= Democratic life meeting =

Chinese Communist Party practice

A democratic life meeting (Mínzhǔ Shēnghuó Huì (民主生活会)) is a periodic gathering of cadres of the Chinese Communist Party (CCP) who engage in criticism and self-criticism. They are held in all levels of the CCP organization from the "grassroots" to the central leadership. It is unclear when these meetings began taking place. In 1987, CCP general secretary Hu Yaobang was ousted from power after a multi-day democratic life meeting held specifically to criticize him personally and his reform program more generally. They took place on an infrequent basis over the next few decades (some sources say, once every year).

== History ==
CCP general secretary Xi Jinping held a high-profile 'revival' of the democratic life meeting at the provincial party headquarters of Hebei province in September 2013. Xi has since used the meetings as venues to propagate the "mass line" education which was supposed to make CCP officials better serve the needs of ordinary people. The CCP Politburo itself was said to have held a four-day democratic life meeting in June 2013. Some scholars said that this was indication of a "Maoist revival" under Xi Jinping.

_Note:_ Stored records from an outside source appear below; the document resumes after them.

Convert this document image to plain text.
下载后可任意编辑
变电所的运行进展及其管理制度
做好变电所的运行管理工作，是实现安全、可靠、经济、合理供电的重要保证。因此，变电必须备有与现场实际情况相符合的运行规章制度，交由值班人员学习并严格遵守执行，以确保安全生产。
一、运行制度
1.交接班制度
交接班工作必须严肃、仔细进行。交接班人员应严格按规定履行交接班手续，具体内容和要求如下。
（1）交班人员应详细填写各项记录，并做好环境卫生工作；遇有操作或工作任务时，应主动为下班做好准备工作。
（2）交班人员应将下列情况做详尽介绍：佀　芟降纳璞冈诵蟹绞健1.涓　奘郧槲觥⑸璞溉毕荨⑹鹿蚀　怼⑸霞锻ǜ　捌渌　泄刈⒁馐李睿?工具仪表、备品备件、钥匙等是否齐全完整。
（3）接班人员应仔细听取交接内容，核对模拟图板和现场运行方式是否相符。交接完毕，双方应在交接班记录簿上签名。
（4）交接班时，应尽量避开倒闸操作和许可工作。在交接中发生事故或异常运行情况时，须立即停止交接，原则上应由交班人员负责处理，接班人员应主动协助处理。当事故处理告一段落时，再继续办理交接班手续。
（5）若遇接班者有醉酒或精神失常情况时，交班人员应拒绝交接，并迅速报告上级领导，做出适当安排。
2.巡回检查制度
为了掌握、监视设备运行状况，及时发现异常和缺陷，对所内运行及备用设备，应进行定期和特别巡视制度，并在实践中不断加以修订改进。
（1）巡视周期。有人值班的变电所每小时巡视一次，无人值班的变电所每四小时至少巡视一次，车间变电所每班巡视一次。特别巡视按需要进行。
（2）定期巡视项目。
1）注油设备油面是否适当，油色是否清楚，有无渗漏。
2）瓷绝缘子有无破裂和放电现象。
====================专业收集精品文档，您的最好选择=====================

By 2014, democratic life meetings were taking place across China at all levels of the CCP organization. While state media has lauded the meetings as 'cleansing' the party of its problems, critics have called it a largely meaningless political exercise without public transparency, with many officials making canned remarks about superficial issues and ignoring the real problems. Lower level officials have reported reluctance by some participants to speak the truth at the meetings for fear of contents being used against them later on.

The Politburo held a two-day long democratic life meeting in December 2015. It was the first time such a meeting was held in a high-profile fashion at the Politburo level since the downfall of Hu Yaobang. In December 2018, the 25 members of the Politburo assembled for a democratic life meeting chaired by Xi Jinping.